Antrag auf Wohnkostenbeihilfe stellen

Vor Antritt des Wehrdienstes:

  • Sie haben gemeinsam mit Ihrem Einberufungsbefehl, der Ihnen durch das Militärkommando übersandt wurde, einen Antrag auf Zuerkennung von Familien-/Partnerunterhalt und Wohnkostenbeihilfe erhalten. Wollen Sie einen Antrag stellen, so schicken Sie diesen Kurzantrag per Post an das Heerespersonalamt (Adressen siehe Vordruck). Sie erhalten dann einen Fragebogen zugesandt.
  • Als Frau, die sich freiwillig zum Ausbildungsdienst gemeldet hat, erhalten Sie gemeinsam mit dem Einberufungsbefehl, den Ihnen das Heerespersonalamt schickt, einen Antrag auf Familien-/Partnerunterhalt und Wohnkostenbeihilfe. Wollen Sie einen Antrag stellen, so schicken Sie ihn ausgefüllt mit den Unterlagen an das Heerespersonalamt.

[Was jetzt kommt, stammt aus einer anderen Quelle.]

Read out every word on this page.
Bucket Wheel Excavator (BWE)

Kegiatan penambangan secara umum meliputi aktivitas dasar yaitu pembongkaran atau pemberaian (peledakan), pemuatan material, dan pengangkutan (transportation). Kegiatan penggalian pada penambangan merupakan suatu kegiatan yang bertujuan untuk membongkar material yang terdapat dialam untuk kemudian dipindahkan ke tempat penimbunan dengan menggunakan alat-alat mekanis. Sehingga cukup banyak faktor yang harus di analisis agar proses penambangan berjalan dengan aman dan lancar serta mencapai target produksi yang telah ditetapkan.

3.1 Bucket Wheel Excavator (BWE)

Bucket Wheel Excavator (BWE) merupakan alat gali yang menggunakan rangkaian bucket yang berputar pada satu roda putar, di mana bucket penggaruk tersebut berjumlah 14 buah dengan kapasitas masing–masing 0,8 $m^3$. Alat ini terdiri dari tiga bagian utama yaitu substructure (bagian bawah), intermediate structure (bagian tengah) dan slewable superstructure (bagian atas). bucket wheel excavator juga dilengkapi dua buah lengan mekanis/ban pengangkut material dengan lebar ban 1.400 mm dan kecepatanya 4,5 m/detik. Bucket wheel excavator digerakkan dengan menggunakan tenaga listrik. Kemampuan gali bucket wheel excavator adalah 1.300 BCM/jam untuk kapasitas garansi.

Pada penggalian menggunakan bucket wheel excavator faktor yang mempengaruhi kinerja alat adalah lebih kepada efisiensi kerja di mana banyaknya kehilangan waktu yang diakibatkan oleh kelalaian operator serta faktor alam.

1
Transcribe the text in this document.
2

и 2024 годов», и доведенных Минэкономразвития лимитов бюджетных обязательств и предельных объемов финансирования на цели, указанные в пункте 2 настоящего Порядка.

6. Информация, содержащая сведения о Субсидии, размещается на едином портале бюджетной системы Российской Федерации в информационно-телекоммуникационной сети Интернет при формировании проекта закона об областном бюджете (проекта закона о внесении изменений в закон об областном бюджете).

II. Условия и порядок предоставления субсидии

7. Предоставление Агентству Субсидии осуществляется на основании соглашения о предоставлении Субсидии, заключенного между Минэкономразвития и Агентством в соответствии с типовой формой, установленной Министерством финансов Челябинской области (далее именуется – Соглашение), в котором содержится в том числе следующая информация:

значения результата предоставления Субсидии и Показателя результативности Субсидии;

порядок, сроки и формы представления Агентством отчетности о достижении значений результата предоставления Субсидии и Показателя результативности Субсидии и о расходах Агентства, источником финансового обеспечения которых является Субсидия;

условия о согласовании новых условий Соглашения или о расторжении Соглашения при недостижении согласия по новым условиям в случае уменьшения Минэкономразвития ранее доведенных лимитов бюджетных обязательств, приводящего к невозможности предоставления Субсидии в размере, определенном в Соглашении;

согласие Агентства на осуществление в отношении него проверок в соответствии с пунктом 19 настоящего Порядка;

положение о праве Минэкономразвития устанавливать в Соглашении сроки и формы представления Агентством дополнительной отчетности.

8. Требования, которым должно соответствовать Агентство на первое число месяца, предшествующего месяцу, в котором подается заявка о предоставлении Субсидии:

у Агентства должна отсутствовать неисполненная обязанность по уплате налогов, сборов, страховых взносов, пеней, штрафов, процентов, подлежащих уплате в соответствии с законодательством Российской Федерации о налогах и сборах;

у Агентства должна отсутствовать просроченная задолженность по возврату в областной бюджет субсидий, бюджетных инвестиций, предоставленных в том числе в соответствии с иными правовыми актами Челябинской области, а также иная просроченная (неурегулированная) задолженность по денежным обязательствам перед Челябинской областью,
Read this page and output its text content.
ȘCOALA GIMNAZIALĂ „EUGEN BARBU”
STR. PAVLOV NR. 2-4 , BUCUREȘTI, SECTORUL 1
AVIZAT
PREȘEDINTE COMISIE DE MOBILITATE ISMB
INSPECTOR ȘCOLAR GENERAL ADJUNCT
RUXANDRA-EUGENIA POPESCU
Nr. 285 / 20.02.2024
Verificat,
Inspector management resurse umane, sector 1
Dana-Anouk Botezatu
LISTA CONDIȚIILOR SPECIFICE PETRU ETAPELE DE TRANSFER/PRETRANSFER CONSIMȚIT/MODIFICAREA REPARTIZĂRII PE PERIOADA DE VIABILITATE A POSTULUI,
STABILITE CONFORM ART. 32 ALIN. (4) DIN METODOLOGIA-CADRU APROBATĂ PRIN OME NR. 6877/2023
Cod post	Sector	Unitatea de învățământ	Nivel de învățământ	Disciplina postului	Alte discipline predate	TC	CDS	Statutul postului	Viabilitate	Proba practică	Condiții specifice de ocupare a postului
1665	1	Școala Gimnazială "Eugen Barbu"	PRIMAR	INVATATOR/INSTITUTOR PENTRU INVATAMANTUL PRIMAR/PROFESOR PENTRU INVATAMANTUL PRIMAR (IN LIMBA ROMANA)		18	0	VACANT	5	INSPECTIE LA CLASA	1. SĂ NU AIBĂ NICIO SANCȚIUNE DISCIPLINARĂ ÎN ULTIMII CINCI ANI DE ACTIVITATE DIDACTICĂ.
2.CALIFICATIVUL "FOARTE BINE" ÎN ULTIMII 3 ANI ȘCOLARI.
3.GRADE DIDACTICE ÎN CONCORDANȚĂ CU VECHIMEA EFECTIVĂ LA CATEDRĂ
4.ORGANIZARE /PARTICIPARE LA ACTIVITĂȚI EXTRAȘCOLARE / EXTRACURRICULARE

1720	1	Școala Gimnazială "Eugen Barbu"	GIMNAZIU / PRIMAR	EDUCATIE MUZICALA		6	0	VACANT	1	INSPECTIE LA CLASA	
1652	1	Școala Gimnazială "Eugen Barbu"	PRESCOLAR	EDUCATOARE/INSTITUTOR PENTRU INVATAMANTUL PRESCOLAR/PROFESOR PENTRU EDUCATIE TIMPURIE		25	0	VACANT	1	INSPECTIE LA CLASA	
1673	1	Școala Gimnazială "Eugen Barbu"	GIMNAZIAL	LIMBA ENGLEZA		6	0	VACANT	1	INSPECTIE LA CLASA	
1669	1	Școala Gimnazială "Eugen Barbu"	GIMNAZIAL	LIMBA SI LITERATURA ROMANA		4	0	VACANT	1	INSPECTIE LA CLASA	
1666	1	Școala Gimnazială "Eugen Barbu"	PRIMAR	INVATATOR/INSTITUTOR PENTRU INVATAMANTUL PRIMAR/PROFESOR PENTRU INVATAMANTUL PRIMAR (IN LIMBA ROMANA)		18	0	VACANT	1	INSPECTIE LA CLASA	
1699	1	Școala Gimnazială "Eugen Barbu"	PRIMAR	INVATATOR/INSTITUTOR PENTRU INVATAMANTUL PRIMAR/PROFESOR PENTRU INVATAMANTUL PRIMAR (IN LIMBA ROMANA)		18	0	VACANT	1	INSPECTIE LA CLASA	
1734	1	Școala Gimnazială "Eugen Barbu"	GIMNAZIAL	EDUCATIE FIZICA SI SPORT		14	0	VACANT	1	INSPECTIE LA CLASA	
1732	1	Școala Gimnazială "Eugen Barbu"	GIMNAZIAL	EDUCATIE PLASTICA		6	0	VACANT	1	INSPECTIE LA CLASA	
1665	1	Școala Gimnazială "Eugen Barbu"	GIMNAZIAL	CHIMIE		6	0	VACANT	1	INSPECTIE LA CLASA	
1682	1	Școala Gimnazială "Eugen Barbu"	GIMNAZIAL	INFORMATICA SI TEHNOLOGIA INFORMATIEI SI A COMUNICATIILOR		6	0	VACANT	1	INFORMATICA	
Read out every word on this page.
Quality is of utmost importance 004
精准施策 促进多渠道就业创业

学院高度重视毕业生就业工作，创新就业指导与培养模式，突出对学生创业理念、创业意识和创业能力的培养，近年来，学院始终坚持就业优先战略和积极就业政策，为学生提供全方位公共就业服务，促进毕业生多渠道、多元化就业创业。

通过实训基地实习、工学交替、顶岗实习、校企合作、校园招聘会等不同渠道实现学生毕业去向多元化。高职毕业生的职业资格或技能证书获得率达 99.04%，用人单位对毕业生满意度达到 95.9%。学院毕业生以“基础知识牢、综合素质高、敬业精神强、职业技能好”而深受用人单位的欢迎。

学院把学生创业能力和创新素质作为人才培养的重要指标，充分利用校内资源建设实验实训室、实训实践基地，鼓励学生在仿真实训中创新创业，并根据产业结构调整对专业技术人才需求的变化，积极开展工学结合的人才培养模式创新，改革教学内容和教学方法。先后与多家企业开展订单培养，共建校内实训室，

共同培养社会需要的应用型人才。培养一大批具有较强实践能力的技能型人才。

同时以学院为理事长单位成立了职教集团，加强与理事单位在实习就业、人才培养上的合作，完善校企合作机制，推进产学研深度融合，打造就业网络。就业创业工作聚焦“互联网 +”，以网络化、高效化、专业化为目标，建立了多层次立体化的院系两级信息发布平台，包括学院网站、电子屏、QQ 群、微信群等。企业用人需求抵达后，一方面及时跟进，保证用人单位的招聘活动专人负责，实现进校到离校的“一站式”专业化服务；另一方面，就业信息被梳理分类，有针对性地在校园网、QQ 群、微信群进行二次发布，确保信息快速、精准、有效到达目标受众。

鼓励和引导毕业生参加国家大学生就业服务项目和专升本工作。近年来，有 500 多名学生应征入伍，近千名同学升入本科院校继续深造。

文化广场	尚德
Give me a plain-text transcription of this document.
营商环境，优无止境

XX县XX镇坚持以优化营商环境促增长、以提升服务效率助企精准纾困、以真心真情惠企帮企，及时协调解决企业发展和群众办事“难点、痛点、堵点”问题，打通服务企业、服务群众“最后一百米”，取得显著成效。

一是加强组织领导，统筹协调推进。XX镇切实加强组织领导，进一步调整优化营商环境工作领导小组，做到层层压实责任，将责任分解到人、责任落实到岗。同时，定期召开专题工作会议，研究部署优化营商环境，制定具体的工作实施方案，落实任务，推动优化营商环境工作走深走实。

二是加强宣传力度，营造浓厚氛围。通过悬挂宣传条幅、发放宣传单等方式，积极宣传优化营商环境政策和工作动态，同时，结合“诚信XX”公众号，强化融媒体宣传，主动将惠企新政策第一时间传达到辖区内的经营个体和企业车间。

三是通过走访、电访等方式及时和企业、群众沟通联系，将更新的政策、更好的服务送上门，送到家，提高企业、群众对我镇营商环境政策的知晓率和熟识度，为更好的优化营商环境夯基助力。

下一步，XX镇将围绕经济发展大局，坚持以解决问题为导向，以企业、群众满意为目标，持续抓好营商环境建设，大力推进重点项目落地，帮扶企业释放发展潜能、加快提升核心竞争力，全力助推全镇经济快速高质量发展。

Während des Grundwehrdienstes:

  • Nach Antritt des Wehrdienstes haben Sie die Möglichkeit, den Antrag bei Ihrer militärischen Dienststelle einzubringen. Wird der Antrag innerhalb von drei Monaten eingebracht, so gilt er rückwirkend. Wird diese Dreimonatsfrist zur Einbringung versäumt, so beginnt der Anspruch erst ab dem auf die Antragstellung folgenden Monatsersten, jedoch nicht rückwirkend.
  • Beilagen zum Antrag: Grundsätzlich müssen Sie alle im Antrag gemachten Angaben beweisen, indem Sie die entsprechenden Unterlagen beilegen. Das können sein:
    beim Familien-/Partnerunterhalt: Heiratsurkunde, Meldezettel, Geburtsurkunde der Kinder, Vaterschaftsnachweis und Unterhaltsvergleich, Gehaltsbestätigung für den gewünschten Bemessungszeitraum (eigenes Formblatt).
    Bei der Wohnkostenbeihilfe: (vergebührter) Mietvertrag oder Besitznachweis, Meldebestätigung, Zahlungsbelege für beantragte Wohnkosten, Einkommensbestätigung von Ihnen und Ihrem Ehepartner/eingetragenen Partner.

Bescheid und Auszahlung

Das Heerespersonalamt entscheidet über Ihren Anspruch und über die Höhe der Leistungen und schickt Ihnen sowie Ihrem Ehepartner/eingetragenen Partner je einen Bescheid. Die zuerkannten Beträge werden auf das angegebene Konto der unterhaltsberechtigten Person (z.B. des Ehepartners/eingetragenen Partners) am 15. jeden Monats überwiesen. Bei Unklarheiten wenden Sie sich an das Heerespersonalamt.

Mitteilungspflicht
Treten in Ihrer Familie Ereignisse ein, die eine Änderung für die Bemessung der Leistungen erfordern (z. B. Geburt eines Kindes, Eheschließung, Scheidung, Todesfall, Wohnungswechsel od. Aufgabe der Wohnung, Änderung der Bankverbindung), so melden Sie dies so bald wie möglich, spätestens aber innerhalb von zwei Wochen nach Kenntnis, dem Heerespersonalamt.

Beschwerde gegen den Bescheid
Wenn Sie feststellen oder der Meinung sind, dass das Heerespersonalamt Ihnen nicht alle gesetzlichen Ansprüche in voller Höhe zuerkannt hat, können Sie innerhalb von vier Wochen ab der Zustellung des Bescheides Beschwerde einlegen. In diesem Fall entscheidet dann das Bundesverwaltungsgericht.